Be cautious about the use of namespaces in documents

I take Mark Nottingham's observation about Microsoft, Mozilla, and HTML very seriously:

What I found interesting about HTML extensibility was that namespaces weren’t necessary; Netscape added blink, MSFT added marquee, and so forth.

I’d put forth that having namespaces in HTML from the start would have had the effect of legitimising and institutionalising the differences between different browsers, instead of (eventually) converging on the same solution, as we (mostly) see today, at least at the element/attribute level.

Be careful about how you use namespaces in documents. Consider only using them in the context of a true sub-document with a separately-controlled definition. For example, an atom document that includes some html content should identify the html as such. However, an extension to the atom document schema should not use a separate namespace. Even better: Make this sub-document a real external link and let the architecture's main evolution mechanisms work to keep things decoupled. Content-type definition is deeply community-driven. What we think of as an extension may one day be part of the main specification.
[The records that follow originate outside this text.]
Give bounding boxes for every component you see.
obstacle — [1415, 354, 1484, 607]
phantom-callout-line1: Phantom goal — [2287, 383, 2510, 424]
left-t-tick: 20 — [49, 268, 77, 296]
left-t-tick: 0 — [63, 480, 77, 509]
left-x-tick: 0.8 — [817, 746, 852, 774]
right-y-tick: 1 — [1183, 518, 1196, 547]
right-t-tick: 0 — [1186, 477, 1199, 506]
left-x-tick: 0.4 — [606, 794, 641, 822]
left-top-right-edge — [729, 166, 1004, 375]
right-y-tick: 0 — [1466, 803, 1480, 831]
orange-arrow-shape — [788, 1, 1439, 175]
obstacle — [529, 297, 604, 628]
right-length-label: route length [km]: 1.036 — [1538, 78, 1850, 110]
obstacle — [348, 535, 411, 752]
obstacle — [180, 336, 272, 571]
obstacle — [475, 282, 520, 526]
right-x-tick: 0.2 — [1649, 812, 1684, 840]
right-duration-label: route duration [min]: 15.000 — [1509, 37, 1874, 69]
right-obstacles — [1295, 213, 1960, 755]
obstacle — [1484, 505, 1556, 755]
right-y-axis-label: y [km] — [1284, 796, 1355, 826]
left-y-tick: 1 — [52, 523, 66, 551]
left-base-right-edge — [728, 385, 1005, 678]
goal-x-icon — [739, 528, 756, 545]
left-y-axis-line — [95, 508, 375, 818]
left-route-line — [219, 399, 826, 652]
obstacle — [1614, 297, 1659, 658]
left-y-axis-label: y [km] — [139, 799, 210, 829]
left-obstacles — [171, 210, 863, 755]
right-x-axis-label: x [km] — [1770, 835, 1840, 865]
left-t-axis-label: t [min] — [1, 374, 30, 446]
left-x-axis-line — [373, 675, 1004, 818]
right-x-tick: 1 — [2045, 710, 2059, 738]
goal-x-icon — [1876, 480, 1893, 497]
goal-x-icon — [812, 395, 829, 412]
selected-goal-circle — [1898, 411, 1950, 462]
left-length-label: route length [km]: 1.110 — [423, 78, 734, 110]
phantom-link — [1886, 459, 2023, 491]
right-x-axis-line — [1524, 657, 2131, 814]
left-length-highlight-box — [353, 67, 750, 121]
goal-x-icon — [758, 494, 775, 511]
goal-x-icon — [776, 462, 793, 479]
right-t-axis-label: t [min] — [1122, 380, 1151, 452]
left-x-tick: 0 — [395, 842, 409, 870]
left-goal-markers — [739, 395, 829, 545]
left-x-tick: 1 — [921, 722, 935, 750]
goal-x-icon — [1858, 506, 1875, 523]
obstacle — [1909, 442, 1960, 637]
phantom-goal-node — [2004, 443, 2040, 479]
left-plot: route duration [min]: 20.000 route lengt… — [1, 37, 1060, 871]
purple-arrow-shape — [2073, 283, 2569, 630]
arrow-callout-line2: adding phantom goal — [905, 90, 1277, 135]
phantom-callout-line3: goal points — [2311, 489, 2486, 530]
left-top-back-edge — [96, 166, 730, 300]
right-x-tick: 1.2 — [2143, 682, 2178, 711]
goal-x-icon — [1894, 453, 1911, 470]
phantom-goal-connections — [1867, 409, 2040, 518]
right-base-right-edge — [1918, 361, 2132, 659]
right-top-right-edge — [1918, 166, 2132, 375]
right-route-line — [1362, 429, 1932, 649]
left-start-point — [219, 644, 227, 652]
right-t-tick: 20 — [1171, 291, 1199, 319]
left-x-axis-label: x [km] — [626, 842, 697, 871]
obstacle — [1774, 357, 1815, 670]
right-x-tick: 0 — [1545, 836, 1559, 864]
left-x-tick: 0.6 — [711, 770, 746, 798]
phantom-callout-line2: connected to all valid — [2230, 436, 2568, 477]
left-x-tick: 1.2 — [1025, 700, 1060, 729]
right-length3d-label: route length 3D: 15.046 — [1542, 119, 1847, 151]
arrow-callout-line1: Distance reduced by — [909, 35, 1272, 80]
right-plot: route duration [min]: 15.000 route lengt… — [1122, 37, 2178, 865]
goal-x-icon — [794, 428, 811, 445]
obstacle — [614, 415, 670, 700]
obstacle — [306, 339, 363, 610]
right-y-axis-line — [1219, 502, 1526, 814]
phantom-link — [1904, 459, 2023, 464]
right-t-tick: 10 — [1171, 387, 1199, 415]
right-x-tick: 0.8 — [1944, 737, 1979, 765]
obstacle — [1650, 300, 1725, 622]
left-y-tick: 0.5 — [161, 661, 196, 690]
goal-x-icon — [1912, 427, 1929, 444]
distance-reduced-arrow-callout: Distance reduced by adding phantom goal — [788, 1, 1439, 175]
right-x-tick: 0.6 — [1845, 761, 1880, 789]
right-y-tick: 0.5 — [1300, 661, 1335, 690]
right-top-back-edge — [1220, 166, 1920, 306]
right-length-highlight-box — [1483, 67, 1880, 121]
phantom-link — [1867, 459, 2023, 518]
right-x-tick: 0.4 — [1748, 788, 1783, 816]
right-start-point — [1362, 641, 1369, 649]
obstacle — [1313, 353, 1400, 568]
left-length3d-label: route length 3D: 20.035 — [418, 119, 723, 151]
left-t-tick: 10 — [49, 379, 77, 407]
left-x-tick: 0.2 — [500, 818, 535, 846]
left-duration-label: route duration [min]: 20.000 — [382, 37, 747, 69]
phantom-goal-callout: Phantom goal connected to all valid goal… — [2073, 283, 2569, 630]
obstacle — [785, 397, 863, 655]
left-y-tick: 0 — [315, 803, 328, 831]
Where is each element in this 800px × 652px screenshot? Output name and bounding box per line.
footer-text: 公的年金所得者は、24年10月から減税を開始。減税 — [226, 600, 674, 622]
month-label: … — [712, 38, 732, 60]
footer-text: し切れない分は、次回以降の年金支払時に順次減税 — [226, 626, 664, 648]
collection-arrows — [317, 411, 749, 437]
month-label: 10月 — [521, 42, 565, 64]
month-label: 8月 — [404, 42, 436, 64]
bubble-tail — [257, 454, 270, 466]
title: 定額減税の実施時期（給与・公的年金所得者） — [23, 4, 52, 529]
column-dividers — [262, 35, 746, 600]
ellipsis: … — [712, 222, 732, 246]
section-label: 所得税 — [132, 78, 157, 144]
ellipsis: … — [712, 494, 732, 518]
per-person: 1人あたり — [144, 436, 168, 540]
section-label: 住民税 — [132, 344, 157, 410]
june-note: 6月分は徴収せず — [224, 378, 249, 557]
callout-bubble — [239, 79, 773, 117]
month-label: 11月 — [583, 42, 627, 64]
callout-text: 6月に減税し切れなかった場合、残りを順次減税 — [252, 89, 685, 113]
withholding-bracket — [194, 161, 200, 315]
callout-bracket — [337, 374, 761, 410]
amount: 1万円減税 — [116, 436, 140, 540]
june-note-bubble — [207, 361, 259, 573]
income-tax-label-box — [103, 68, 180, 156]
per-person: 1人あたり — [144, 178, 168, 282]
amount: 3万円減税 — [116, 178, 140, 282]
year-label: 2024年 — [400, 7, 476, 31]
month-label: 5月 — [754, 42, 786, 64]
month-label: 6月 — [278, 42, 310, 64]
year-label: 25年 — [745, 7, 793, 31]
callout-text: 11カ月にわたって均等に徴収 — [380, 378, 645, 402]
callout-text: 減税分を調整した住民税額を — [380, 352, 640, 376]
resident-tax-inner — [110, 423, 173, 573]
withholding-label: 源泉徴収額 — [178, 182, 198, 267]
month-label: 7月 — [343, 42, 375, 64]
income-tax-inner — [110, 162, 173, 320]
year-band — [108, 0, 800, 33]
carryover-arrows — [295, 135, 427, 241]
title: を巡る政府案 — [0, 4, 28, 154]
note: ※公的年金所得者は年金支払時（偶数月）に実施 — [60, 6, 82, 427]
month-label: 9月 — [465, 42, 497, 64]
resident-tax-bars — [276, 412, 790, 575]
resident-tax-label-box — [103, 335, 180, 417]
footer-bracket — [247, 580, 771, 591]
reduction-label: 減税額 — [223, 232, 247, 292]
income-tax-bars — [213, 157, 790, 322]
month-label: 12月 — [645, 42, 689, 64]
Perhaps the worst thing we can do is to try and force in things that shouldn't be part of the main specification. Removing a feature is always hard.

New content types must be able to be added over time

HTTP includes the concept of an "Accept" header, that allows a client to indicate which kinds of document it supports. This is sometimes seen as a way to return different information to different kinds of clients, but should more correctly be seen as an evolution mechanism. It is a way of supporting clients that only understand a superseded document type and those that understand a current document type concurrently. This is an important feature of any architecture which still has an evolving content-type pool.

Keep It Simple

This is the common-sense end of my list. Keep it simple. What you are trying to do is produce the simplest evolving uniform messaging system you possibly can. Each architecture and sub-architecture can probably support half a dozen content types and fewer interactions through its information transport protocol. You aren't setting out to create thousands of classes interacting in crinkly, neat, orderly patterns. You are trying to keep the fundamental communication patterns in the architecture working.


The Web is already an always-on architecture. I suspect that always-on architectures will increasingly become the norm for architects out there. There will simply come a point where your system is connected to six or seven other systems out there that you have to keep working with. The architecture is no longer completely in your hands. It is the property of the departments of your organisation, partner organisations, and even competitors. You need to understand the role you play in this universal architecture.

The Web is already encroaching. Give it ten more years. "Distributed Software Architecture" and "Web Architecture" will soon be synonyms. Just keep your head through the changes and keep breathing. You'll get through. Just keep asking yourself: "What would HTML do?", "What would HTTP do?".